[INFO] SD Ini Membiasakan Shalat Dhuha Sebelum Memulai Pelajaran


Ratusan siswa SD Negeri 1 Cibatu Kabupaten Purwakarta ternyata memiliki kebiasaan melaksanakan shalat Dhuha sebelum memulai pelajaran. Pagi-pagi sekali mereka sudah membawa perlengkapan shalat.

Sejak 2 tahun terakhir, Pemkab Purwakarta memberlakukan kebijakan masuk sekolah jam 06.00. Sehingga, suasana SD tersebut sudah ramai sebelum jam 06.00.

Salah seorang siswa, Ali (8), siswa kelas 2 di sekolah tersebut mengaku dirinya membawa peralatan shalat. Ia mengaku gembira dapat menjalankan shalat tersebut bersama teman-temannya yang lain.

“Sama guru diminta bawa perlengkapan shalat sebelum masuk kelas," ujar Ali.

Hanya saja, usianya yang masih belia, belum mengerti maksud dan tujuan kebiasaan itu. "Enggak tahu, ikuti kata guru saja. Yang saya tahu shalat pagi itu shalat shubuh," ujarnya dengan polos.

Setidaknya, dua kali dalam seminggu para siswa ini membiasakan diri shalat dhuha sebelum memulai pelajaran.

Kartika, salah seorang guru di SD tersebut mengatakan ibadah pagi sebelum belajar, sekaligus pelajaran pendidikan agama.

"Serta memperkenalkan siswa-siswa agar terbiasa shalat di luar shalat wajib," ujar Kartika.

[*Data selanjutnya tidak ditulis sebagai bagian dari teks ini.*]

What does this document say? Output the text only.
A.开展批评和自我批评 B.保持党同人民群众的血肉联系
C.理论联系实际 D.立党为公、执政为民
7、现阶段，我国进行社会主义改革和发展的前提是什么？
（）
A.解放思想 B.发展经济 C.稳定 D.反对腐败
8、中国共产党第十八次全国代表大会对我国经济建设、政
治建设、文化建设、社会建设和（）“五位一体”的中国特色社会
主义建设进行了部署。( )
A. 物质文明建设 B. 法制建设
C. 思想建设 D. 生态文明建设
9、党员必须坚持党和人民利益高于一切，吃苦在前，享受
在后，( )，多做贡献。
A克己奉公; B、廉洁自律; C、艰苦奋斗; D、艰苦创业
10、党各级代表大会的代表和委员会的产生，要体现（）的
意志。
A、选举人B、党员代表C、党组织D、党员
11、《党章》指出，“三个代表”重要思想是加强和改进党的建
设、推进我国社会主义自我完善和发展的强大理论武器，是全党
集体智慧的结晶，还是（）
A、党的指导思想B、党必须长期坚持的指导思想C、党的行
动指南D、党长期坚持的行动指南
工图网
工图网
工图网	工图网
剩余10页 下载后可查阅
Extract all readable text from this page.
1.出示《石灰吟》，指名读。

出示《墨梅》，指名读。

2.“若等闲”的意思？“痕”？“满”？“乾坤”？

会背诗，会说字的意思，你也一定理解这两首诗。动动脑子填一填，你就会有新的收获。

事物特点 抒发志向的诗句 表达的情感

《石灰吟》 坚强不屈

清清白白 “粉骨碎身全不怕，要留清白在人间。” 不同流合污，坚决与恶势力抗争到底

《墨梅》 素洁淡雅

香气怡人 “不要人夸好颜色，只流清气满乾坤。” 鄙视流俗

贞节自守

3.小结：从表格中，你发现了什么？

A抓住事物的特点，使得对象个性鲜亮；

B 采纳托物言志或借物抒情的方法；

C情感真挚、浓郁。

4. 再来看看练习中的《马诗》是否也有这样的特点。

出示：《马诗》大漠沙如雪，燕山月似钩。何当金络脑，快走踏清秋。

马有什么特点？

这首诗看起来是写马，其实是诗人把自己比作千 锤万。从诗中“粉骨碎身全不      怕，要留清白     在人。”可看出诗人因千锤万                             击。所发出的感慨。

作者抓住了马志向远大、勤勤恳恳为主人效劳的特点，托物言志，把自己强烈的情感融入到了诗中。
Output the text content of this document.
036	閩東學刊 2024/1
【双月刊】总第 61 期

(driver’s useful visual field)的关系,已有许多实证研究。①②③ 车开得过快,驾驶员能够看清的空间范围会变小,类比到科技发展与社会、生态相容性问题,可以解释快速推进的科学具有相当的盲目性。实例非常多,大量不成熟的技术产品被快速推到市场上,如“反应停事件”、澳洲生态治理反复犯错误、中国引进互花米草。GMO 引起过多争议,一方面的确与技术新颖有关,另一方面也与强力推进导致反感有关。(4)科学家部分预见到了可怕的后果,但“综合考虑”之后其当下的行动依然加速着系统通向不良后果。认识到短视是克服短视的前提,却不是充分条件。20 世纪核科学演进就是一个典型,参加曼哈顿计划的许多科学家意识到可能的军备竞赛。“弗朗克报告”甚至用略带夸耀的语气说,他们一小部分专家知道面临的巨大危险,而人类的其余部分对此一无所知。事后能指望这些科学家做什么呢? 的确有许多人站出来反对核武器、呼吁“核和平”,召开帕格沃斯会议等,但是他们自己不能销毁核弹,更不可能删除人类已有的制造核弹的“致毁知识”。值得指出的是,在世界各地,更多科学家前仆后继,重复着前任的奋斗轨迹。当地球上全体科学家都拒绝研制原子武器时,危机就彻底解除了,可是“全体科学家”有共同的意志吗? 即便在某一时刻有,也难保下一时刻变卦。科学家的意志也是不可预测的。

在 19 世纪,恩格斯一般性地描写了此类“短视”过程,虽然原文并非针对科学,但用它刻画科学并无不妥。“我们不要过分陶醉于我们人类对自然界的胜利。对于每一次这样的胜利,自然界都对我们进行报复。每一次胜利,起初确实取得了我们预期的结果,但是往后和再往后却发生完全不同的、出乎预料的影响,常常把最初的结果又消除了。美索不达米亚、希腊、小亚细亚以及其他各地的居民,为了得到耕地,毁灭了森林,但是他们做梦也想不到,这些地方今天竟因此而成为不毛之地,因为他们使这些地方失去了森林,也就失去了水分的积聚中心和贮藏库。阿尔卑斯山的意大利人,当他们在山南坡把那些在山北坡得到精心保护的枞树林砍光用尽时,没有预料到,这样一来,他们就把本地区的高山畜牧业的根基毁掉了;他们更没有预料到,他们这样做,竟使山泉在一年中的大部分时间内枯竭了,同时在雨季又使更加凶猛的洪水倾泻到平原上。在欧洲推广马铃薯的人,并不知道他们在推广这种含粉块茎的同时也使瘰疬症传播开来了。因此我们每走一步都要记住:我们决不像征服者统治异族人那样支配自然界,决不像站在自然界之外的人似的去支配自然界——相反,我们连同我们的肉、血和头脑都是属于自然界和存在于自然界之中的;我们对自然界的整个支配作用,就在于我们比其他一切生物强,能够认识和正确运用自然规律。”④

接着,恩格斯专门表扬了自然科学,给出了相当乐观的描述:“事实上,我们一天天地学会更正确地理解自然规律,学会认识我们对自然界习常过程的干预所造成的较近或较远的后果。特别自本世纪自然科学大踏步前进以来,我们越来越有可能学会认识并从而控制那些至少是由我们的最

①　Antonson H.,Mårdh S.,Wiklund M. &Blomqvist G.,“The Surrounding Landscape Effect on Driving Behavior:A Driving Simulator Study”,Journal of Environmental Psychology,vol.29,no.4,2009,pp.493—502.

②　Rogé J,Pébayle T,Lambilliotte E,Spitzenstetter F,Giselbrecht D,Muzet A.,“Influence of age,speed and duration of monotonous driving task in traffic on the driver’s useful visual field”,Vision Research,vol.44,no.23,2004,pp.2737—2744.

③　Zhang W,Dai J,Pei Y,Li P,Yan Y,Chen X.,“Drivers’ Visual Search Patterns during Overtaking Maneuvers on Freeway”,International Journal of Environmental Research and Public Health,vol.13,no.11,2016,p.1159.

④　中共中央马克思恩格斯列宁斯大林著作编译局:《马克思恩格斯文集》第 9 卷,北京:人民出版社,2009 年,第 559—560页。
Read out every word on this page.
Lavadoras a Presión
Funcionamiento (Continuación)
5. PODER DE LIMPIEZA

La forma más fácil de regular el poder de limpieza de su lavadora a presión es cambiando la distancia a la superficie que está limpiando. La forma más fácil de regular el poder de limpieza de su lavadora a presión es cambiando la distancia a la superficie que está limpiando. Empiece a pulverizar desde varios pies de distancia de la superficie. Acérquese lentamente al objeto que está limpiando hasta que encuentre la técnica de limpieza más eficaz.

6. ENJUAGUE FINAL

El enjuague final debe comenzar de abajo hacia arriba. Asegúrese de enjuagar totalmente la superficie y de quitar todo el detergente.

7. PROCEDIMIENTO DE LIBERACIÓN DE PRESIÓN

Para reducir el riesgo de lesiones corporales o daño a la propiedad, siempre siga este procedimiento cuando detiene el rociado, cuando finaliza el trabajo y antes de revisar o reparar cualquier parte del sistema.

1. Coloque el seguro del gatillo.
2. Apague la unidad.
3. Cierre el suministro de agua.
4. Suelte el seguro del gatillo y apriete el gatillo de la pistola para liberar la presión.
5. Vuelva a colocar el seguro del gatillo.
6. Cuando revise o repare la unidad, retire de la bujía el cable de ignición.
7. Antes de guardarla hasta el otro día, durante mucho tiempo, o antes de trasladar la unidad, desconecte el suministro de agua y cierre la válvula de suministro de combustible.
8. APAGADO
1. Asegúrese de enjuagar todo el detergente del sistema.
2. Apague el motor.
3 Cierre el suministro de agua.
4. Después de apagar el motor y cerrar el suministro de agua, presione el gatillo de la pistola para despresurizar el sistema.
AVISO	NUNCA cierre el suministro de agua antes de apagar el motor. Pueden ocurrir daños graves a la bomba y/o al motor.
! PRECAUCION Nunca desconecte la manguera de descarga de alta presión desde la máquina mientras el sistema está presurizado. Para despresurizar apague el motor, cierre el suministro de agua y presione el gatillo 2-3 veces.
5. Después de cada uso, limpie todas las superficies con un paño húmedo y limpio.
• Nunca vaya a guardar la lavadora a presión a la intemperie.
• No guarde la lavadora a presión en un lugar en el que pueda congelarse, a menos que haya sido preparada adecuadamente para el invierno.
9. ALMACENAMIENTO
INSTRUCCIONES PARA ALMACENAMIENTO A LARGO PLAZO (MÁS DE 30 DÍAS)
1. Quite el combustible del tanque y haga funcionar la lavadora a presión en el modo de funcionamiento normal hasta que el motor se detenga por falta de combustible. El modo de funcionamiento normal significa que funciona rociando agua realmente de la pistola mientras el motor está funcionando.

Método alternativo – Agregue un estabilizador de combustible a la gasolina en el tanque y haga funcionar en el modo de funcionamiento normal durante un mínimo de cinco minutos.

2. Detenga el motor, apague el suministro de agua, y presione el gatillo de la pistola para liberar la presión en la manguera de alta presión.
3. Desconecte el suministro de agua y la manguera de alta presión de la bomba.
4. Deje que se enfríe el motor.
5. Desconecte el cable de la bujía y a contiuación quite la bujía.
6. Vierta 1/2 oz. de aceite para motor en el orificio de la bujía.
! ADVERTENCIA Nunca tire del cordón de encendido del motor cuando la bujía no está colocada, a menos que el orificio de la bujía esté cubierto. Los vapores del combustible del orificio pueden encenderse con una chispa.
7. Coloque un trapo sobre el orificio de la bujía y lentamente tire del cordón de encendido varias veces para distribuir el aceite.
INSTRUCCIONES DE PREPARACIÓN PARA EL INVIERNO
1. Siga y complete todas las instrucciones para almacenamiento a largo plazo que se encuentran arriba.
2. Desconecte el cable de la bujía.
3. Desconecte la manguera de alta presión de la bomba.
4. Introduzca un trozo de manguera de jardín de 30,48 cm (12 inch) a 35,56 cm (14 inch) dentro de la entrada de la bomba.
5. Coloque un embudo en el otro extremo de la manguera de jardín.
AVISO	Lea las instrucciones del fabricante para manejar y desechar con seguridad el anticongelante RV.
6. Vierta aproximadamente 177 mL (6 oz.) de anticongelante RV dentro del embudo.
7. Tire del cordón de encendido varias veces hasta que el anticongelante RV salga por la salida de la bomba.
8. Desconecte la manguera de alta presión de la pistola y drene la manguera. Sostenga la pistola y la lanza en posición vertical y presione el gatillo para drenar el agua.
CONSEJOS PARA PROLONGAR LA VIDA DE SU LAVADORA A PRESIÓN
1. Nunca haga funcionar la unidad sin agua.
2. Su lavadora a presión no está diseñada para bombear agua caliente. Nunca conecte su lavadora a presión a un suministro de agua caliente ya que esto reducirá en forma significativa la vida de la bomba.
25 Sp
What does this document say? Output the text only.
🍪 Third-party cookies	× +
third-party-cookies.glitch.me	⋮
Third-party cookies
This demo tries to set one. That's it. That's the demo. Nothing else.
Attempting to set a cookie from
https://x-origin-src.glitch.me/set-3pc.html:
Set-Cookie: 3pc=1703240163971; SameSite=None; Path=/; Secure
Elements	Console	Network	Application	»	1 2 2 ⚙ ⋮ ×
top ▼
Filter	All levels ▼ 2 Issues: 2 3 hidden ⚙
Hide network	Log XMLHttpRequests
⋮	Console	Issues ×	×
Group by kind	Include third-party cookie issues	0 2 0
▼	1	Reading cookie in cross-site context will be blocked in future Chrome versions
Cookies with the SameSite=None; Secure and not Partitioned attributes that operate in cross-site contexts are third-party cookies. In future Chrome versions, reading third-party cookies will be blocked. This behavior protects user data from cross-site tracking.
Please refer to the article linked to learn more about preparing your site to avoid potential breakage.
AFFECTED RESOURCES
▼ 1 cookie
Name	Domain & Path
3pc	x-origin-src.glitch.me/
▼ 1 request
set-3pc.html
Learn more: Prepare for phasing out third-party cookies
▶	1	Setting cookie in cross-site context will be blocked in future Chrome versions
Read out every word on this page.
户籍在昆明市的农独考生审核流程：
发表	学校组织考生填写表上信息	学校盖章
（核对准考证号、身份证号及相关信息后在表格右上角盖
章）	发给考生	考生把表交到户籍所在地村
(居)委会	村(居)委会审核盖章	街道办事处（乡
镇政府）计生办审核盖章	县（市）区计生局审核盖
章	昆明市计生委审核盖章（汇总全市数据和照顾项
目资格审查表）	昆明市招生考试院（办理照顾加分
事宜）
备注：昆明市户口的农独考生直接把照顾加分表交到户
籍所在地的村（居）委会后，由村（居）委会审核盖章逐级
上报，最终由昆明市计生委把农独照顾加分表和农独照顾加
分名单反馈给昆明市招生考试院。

Adapun shalat dhuha ini juga termasuk ke dalam konsep pendidikan berkarakter yang dicanangkan Pemkab Purwakarta sejak 2008. Bupati Purwakarta Dedi Mulyadi menjelaskan alasan memberlakukan kebijakan pembiasaan tersebut dilandasi dua hal.

Pertama menurut dia, kaidah ilmu yang diperoleh secara material melalui perantara guru, alat peraga mata pelajaran, dan metoda klasikal yang selama ini dijalankan. Sementara yang kedua adalah kaidah ilmu yang diperoleh secara spiritual melalui proses transendensi yang dijalani oleh pelajar di sekolah sehingga melahirkan transformasi energi dalam ruang batin para pelajar.

“Kalau ini tidak dilakukan, maka nalar spiritual anak-anak kita tidak akan pernah bisa terasah. Kelemahan sistem pendidikan kita ini kan tidak aplikatif, jadi cara ini kami tempuh agar pelajar mampu menangkap pelajaran dalam suasana kebatinan yang nyaman," katanya.

Dedi menambahkan, terdapat dua hal yang menjadi tujuan pemberlakuan kebijakan ini. Yakni, kata dia, setiap pelajaran di sekolah harus berujung pada proses ‘tafakkur’ dan ‘tadabbur’. Sehingga ada benefit yang diperoleh pelajar dalam setiap mata pelajaran yang diterimanya.

Pembiasaan Shalat Dhuha yang dimulai pada 06.30 kata dia, memiliki nilai kerja keras karena dilakukan saat memulai aktifitas. Ia meyakini rezeki berupa ilmu akan diperoleh para pelajar Purwakarta jika konsisten menjalankan shalat dhuha.

“Iya konsisten dijalankan, karena dari rezeki ilmu itu kan kelak kita peroleh rezeki material juga. Bagi non muslim, tentu ada ruang untuk itu, silakan menjadikan pagi hari sebagai ruang kontemplatif agar diri kita siap menerima pelajaran," katanya.